I do not name bucks, because it does not appeal to me to do so. But I still knew who this buck was from having encountered him several times over the past eight years. Several years ago I saw him twice in bear season, and his rack was good. In 2021 he came in to investigate some doe pee on a remote hillside, alongside a smaller deer with an unbelievably symmetrical ten point rack. I took the perfect rack and watched the bigger one run off. By January 2023 he had not an ounce of fat on his entire brute body whose hide will square twelve feet. He also had a huge rotting hole in one hoof (his hooves were each the size of my hand), and no teeth left on his jaw. This sagacious deer, whatever his name was, had attained the rarity of great grandfather status in the woods, and regardless of how cagey he was, his days were numbered. One way or another, he was destined to die soon.

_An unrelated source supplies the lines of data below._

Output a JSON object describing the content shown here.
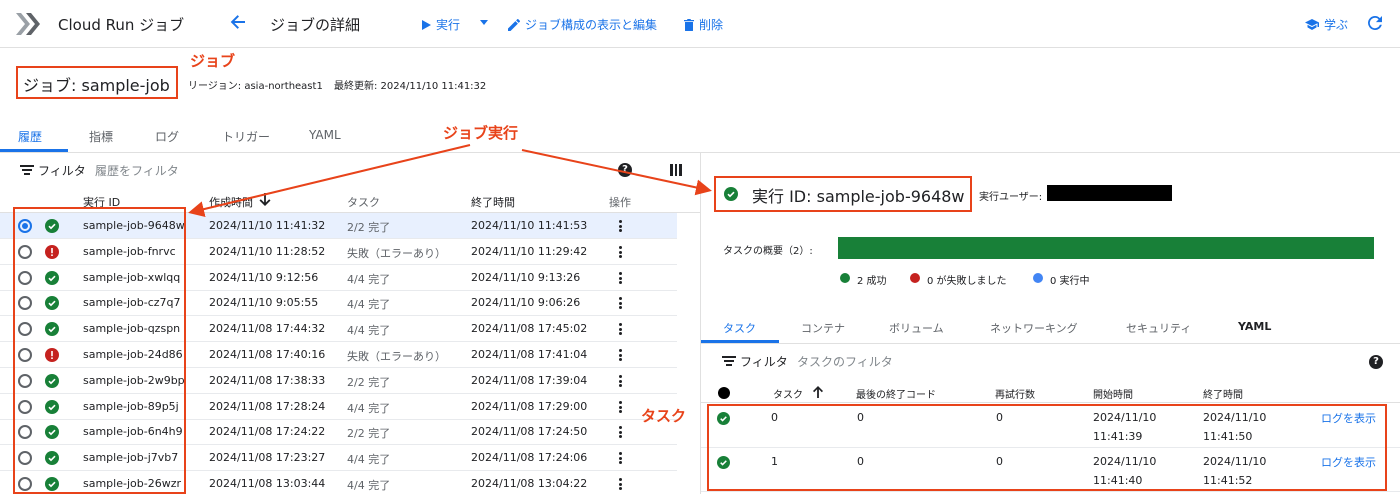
{
  "header": {
    "app_title": "Cloud Run ジョブ",
    "page_title": "ジョブの詳細",
    "run_label": "実行",
    "edit_label": "ジョブ構成の表示と編集",
    "delete_label": "削除",
    "learn_label": "学ぶ"
  },
  "job": {
    "name": "ジョブ: sample-job",
    "region": "リージョン: asia-northeast1",
    "updated": "最終更新: 2024/11/10 11:41:32"
  },
  "annotations": {
    "job": "ジョブ",
    "execution": "ジョブ実行",
    "task": "タスク"
  },
  "tabs": [
    {
      "label": "履歴",
      "active": true
    },
    {
      "label": "指標",
      "active": false
    },
    {
      "label": "ログ",
      "active": false
    },
    {
      "label": "トリガー",
      "active": false
    },
    {
      "label": "YAML",
      "active": false
    }
  ],
  "left_filter": {
    "label": "フィルタ",
    "placeholder": "履歴をフィルタ"
  },
  "left_table": {
    "headers": [
      "実行 ID",
      "作成時間",
      "タスク",
      "終了時間",
      "操作"
    ],
    "rows": [
      {
        "id": "sample-job-9648w",
        "created": "2024/11/10 11:41:32",
        "tasks": "2/2 完了",
        "ended": "2024/11/10 11:41:53",
        "status": "ok",
        "selected": true
      },
      {
        "id": "sample-job-fnrvc",
        "created": "2024/11/10 11:28:52",
        "tasks": "失敗（エラーあり）",
        "ended": "2024/11/10 11:29:42",
        "status": "err",
        "selected": false
      },
      {
        "id": "sample-job-xwlqq",
        "created": "2024/11/10 9:12:56",
        "tasks": "4/4 完了",
        "ended": "2024/11/10 9:13:26",
        "status": "ok",
        "selected": false
      },
      {
        "id": "sample-job-cz7q7",
        "created": "2024/11/10 9:05:55",
        "tasks": "4/4 完了",
        "ended": "2024/11/10 9:06:26",
        "status": "ok",
        "selected": false
      },
      {
        "id": "sample-job-qzspn",
        "created": "2024/11/08 17:44:32",
        "tasks": "4/4 完了",
        "ended": "2024/11/08 17:45:02",
        "status": "ok",
        "selected": false
      },
      {
        "id": "sample-job-24d86",
        "created": "2024/11/08 17:40:16",
        "tasks": "失敗（エラーあり）",
        "ended": "2024/11/08 17:41:04",
        "status": "err",
        "selected": false
      },
      {
        "id": "sample-job-2w9bp",
        "created": "2024/11/08 17:38:33",
        "tasks": "2/2 完了",
        "ended": "2024/11/08 17:39:04",
        "status": "ok",
        "selected": false
      },
      {
        "id": "sample-job-89p5j",
        "created": "2024/11/08 17:28:24",
        "tasks": "4/4 完了",
        "ended": "2024/11/08 17:29:00",
        "status": "ok",
        "selected": false
      },
      {
        "id": "sample-job-6n4h9",
        "created": "2024/11/08 17:24:22",
        "tasks": "2/2 完了",
        "ended": "2024/11/08 17:24:50",
        "status": "ok",
        "selected": false
      },
      {
        "id": "sample-job-j7vb7",
        "created": "2024/11/08 17:23:27",
        "tasks": "4/4 完了",
        "ended": "2024/11/08 17:24:06",
        "status": "ok",
        "selected": false
      },
      {
        "id": "sample-job-26wzr",
        "created": "2024/11/08 13:03:44",
        "tasks": "4/4 完了",
        "ended": "2024/11/08 13:04:22",
        "status": "ok",
        "selected": false
      }
    ]
  },
  "execution": {
    "title": "実行 ID: sample-job-9648w",
    "user_label": "実行ユーザー:",
    "summary_label": "タスクの概要（2）:",
    "success_fraction": 1.0,
    "legend": [
      {
        "label": "2 成功",
        "color": "#188038"
      },
      {
        "label": "0 が失敗しました",
        "color": "#c5221f"
      },
      {
        "label": "0 実行中",
        "color": "#4285f4"
      }
    ]
  },
  "right_tabs": [
    {
      "label": "タスク",
      "active": true
    },
    {
      "label": "コンテナ",
      "active": false
    },
    {
      "label": "ボリューム",
      "active": false
    },
    {
      "label": "ネットワーキング",
      "active": false
    },
    {
      "label": "セキュリティ",
      "active": false
    },
    {
      "label": "YAML",
      "active": false
    }
  ],
  "right_filter": {
    "label": "フィルタ",
    "placeholder": "タスクのフィルタ"
  },
  "task_table": {
    "headers": [
      "タスク",
      "最後の終了コード",
      "再試行数",
      "開始時間",
      "終了時間"
    ],
    "rows": [
      {
        "task": "0",
        "exit_code": "0",
        "retries": "0",
        "start_date": "2024/11/10",
        "start_time": "11:41:39",
        "end_date": "2024/11/10",
        "end_time": "11:41:50",
        "link": "ログを表示"
      },
      {
        "task": "1",
        "exit_code": "0",
        "retries": "0",
        "start_date": "2024/11/10",
        "start_time": "11:41:40",
        "end_date": "2024/11/10",
        "end_time": "11:41:52",
        "link": "ログを表示"
      }
    ]
  },
  "colors": {
    "accent": "#1a73e8",
    "success": "#188038",
    "error": "#c5221f",
    "annotation": "#e8431a"
  }
}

Despite looking several times in the right places for his shed antlers, they did not show themselves. Possibly because a utility line right-of-way clearing crew had come through ahead of me. But who cares about finding his big antlers, right? His immense estimated ninety pounds of meat is right now feeding two families, and I shook off the horse collar from all the prior missing I had done.
Learn from my mistake: Practice, practice, practice with your flintlock before the season. And then the day before season opens, snap a couple of pans of priming powder on an empty barrel while aiming at a picture on the wall. Just to keep from flinching and missing.

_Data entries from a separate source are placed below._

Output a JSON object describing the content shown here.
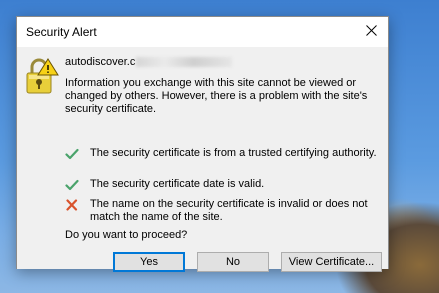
{
  "dialog": {
    "title": "Security Alert",
    "close_glyph": "✕",
    "host": "autodiscover.c",
    "info": "Information you exchange with this site cannot be viewed or changed by others. However, there is a problem with the site's security certificate.",
    "checks": [
      {
        "status": "pass",
        "icon": "checkmark-icon",
        "text": "The security certificate is from a trusted certifying authority."
      },
      {
        "status": "pass",
        "icon": "checkmark-icon",
        "text": "The security certificate date is valid."
      },
      {
        "status": "fail",
        "icon": "x-mark-icon",
        "text": "The name on the security certificate is invalid or does not match the name of the site."
      }
    ],
    "question": "Do you want to proceed?",
    "buttons": {
      "yes": "Yes",
      "no": "No",
      "view_certificate": "View Certificate..."
    }
  },
  "colors": {
    "pass": "#4aa36b",
    "fail": "#d9532c",
    "default_button_border": "#0078d7",
    "dialog_body": "#f0f0f0"
  }
}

And one more thing: Flintlock hunting attracts me intensely because it requires all of the skills a real hunter must have to be successful. Open sights, hold through, stealth and good wood craft, patience, etc. This is real hunting. There are no unethical lazy long range assassinations of unsuspecting wild game with a flintlock.
Oh, and one more thing: Apparently the Super Bowl starts soon. Super Bowl? Never heard of it. The NFL lost me a long time ago, in 2016 to be exact, with all of the anti America kneeling crap. And apparently tonight there is supposed to be yet another woke racial song sung at halftime. My time is worth much more to me than to spend it on and with such useless people as this. Instead of watching this game played by spoiled brats, I will be building a new work table.

Huge old deer had weirdly rounded hooves and this big rotting hole in one hoof. His entire leg above this was enlarged, probably infected. All of his teeth were gone, completely worn down. His belly was full of grass, because he was unable to browse brush any longer.